I only ever used my knowledge for evil, of course. If I was stuck late I'd take over a table next to the coffee maker with my reports and spend the last half hour or so annoying my coworkers by calling it and watching them scramble. If someone asked me if I knew what phone it was I'd point at the photograph.
"Maybe it's that one."
quite a few numbers ago while living in Surrey British Columbia Canada I would semi frequently get calls from different people in Surrey England UK. now living in Idaho on the Idaho/Washington border I frequently get calls for the maintenance service for a condo which has the Washington area code and my number whereas mine has the Idaho code but the same exchange and number (I have a small IT shop). even when I give them the right area code they will sometimes still call back. (The maintenance service seems unable to add the Washington area code to the phone number despite several calls)
An enthusiastic office manager decided to RTFM and program the phone with speed dials for various international suppliers etc.However while she remembered the 00, she forgot the "1" country code for the US, so this number was going to somewhere in Belgium (or maybe France was a long time ago!)
My escapades in this area are a couple:
As for phones, I would get people calling up my number and changing the digits. Mine was 8488, and they wanted to dial 8848. I would happily accept their take out order, and say it was on the way (the other number was a take-out restaurant.

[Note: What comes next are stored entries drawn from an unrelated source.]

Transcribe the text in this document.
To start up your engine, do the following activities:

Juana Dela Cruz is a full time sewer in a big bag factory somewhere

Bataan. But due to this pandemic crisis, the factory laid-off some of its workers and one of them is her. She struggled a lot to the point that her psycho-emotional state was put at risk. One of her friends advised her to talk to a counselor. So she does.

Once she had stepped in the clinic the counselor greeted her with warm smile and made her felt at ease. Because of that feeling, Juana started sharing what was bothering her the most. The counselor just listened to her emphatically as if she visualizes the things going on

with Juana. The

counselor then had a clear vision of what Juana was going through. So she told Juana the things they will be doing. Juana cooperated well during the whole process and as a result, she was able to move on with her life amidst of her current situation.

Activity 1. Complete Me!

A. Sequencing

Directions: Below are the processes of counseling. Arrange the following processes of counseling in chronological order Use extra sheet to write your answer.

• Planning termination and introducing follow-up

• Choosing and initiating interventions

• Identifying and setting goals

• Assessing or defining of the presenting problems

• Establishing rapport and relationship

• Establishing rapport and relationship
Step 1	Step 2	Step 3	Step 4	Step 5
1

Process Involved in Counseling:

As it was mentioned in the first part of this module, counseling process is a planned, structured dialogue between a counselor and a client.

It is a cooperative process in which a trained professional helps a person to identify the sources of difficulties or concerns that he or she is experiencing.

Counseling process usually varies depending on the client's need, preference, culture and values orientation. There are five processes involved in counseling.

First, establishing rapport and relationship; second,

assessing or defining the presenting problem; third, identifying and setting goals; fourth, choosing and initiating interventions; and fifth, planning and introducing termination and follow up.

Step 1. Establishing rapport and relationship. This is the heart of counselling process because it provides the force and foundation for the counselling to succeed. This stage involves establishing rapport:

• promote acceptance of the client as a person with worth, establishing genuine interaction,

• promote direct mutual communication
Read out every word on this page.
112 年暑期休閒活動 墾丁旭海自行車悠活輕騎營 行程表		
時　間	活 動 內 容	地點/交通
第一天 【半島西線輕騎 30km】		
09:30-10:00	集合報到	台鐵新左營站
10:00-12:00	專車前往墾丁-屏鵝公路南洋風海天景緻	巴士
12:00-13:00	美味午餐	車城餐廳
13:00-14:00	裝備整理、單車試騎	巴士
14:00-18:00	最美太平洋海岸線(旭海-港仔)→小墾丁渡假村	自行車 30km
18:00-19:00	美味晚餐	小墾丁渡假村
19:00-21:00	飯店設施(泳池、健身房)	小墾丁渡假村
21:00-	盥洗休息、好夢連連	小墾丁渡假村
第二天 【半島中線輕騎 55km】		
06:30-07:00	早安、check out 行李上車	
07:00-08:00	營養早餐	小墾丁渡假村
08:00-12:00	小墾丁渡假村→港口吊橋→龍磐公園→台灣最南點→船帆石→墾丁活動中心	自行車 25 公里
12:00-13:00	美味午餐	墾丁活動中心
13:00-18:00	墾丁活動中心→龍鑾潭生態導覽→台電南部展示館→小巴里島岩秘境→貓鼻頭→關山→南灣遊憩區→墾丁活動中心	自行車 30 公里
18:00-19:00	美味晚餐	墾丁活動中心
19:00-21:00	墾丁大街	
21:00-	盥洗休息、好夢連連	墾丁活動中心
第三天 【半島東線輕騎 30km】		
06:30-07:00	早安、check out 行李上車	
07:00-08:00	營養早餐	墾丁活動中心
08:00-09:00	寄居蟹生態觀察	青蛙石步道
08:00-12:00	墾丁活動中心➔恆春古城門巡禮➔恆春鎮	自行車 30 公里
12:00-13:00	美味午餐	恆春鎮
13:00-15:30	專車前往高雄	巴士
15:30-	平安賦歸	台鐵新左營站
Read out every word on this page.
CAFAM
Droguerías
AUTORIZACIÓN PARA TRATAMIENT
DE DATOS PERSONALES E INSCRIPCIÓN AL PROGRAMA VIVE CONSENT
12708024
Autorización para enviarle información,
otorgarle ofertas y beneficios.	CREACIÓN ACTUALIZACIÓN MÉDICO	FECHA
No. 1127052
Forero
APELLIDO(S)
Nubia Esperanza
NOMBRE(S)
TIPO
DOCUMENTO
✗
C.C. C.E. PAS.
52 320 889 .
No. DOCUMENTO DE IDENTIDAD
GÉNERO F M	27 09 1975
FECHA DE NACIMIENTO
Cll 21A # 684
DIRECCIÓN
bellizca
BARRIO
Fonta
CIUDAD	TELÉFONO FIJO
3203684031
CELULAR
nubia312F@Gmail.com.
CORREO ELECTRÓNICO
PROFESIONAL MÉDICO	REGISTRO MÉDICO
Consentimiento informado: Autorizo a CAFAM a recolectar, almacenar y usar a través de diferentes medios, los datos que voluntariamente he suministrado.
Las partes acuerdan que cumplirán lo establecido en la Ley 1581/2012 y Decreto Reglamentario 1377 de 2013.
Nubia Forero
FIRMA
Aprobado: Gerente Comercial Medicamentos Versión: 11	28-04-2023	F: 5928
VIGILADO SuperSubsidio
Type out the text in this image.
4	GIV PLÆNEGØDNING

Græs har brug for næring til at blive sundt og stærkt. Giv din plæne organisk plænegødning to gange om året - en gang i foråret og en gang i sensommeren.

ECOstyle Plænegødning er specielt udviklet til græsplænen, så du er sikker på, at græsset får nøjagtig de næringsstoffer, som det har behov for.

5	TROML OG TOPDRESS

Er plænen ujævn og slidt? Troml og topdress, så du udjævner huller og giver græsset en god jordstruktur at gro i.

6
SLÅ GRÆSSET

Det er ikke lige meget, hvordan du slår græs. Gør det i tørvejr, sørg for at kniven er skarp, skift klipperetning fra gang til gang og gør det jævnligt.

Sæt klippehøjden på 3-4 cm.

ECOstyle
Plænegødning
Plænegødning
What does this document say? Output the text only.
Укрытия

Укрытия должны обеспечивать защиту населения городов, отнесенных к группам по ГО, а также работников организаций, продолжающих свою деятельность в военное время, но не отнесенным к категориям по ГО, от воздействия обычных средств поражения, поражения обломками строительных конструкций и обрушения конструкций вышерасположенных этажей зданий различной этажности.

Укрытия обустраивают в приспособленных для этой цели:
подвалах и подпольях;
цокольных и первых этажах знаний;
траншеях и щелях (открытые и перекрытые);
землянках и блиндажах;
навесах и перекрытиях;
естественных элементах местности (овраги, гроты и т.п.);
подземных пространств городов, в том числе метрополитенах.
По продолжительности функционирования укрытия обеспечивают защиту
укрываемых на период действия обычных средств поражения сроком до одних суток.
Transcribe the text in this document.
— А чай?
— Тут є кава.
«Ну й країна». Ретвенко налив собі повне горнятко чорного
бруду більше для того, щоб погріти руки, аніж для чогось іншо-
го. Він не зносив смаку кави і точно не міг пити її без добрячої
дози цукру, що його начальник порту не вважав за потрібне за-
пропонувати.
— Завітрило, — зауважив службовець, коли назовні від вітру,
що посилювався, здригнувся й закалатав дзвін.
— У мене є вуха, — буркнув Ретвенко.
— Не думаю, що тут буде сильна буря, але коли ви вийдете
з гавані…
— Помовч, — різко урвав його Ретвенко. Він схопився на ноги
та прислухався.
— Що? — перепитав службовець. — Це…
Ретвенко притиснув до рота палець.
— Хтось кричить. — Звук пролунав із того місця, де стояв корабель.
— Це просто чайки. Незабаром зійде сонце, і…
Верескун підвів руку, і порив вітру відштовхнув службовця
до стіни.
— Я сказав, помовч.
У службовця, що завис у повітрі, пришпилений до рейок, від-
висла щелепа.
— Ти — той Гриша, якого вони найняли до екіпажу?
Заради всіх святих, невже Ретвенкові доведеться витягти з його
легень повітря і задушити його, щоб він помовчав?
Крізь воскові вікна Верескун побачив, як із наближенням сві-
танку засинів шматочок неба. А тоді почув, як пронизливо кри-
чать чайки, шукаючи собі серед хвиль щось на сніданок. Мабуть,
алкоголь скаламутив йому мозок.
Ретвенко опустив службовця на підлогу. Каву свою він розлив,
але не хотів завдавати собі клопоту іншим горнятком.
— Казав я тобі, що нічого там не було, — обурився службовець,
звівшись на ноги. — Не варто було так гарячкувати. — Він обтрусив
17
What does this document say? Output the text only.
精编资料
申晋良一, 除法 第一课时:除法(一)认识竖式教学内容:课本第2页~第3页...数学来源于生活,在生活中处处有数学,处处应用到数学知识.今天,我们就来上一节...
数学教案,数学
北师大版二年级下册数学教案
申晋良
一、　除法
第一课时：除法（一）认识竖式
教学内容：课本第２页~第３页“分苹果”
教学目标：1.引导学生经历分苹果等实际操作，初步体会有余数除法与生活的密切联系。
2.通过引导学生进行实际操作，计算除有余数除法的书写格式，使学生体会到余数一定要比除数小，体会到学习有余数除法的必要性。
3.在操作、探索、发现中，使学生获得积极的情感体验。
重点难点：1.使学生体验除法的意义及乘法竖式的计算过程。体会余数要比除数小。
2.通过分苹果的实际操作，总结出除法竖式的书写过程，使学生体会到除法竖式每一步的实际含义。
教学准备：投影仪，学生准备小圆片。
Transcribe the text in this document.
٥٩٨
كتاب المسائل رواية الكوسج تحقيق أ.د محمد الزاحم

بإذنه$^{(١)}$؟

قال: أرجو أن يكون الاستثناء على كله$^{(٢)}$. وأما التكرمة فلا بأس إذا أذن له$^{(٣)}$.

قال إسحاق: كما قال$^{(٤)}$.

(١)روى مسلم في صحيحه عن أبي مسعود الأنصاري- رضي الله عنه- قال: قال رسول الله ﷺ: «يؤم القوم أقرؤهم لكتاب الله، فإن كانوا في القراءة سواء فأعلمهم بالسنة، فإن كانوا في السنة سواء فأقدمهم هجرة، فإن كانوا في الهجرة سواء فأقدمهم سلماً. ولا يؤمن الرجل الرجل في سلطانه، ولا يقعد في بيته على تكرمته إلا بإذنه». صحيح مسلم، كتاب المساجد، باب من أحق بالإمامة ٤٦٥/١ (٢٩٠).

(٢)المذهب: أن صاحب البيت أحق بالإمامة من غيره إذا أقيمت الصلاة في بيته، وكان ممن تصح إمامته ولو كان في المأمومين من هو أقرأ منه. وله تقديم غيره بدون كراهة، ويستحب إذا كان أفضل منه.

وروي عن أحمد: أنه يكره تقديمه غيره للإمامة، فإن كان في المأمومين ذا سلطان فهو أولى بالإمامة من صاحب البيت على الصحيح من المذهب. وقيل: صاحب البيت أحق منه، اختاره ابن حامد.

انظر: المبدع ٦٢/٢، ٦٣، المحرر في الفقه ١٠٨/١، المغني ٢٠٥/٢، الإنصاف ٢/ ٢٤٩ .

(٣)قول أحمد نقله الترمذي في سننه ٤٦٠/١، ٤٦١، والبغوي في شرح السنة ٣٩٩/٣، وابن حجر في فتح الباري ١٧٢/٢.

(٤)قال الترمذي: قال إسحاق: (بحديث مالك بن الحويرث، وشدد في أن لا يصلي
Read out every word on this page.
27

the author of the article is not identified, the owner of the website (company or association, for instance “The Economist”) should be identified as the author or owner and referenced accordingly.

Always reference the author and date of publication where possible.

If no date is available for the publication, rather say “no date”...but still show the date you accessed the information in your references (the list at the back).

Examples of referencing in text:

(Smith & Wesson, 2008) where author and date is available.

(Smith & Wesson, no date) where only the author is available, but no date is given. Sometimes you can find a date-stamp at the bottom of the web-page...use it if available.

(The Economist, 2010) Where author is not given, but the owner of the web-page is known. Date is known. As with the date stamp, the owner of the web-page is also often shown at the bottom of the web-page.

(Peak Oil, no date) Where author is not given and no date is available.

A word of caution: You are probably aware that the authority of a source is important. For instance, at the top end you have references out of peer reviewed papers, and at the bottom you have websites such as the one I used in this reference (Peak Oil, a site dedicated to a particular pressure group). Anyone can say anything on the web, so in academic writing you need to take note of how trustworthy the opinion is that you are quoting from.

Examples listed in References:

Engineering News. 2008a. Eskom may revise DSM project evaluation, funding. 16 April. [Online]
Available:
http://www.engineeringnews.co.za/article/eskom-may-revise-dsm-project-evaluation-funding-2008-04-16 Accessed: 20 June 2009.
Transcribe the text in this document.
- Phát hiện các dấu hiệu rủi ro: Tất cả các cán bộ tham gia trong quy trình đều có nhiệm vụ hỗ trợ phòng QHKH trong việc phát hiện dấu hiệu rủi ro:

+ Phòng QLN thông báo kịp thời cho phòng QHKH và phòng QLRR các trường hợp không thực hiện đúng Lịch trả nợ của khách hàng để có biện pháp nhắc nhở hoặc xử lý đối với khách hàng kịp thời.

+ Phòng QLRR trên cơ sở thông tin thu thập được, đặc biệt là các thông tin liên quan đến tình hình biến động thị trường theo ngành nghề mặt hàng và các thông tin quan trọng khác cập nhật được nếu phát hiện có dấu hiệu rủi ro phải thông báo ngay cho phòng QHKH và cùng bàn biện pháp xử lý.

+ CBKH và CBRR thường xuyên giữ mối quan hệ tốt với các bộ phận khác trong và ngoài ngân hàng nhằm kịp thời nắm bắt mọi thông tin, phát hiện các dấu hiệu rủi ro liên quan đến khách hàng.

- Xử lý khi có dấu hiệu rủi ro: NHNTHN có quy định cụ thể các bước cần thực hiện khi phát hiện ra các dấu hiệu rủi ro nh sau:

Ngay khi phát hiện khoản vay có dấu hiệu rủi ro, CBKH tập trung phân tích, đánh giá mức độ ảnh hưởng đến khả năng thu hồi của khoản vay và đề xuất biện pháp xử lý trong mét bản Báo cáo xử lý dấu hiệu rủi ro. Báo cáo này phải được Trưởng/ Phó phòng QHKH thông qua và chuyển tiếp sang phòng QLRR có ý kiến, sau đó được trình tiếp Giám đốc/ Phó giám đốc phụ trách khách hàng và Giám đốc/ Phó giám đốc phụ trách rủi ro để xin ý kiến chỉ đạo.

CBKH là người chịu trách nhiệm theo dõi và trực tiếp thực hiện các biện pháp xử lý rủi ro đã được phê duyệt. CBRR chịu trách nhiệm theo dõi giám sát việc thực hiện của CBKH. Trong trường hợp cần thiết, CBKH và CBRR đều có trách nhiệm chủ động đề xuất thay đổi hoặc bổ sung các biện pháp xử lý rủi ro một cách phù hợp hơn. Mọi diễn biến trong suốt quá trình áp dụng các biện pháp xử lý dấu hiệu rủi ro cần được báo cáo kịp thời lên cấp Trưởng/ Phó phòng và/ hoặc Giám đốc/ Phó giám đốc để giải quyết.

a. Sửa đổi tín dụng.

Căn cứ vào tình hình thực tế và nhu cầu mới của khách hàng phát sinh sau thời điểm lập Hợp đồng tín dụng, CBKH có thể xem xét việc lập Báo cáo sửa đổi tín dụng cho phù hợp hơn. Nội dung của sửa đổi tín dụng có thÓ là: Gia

The other phone story is that I would get calls that were intended for a real-estate agent with the same name (they must have looked up in the book). I would happily accept the golf dates with tee times for the next Saturday. I might have also said I would take care of everything.
Email, I have my own domain name, and for some reason people want to use it for signing up for stuff like outlook, or facebook. A couple of times I did the "forgot password" and posted lots of poor things on the page, and sent out lots of nasty notes to friends that had already linked up. Probably didn't do much good, but it made me feel better. I get 10's of megabytes of mis-addressed email every day!
Then I realize I must be a real geek when I look at the digits given and without looking at a phone understand exactly what it spells.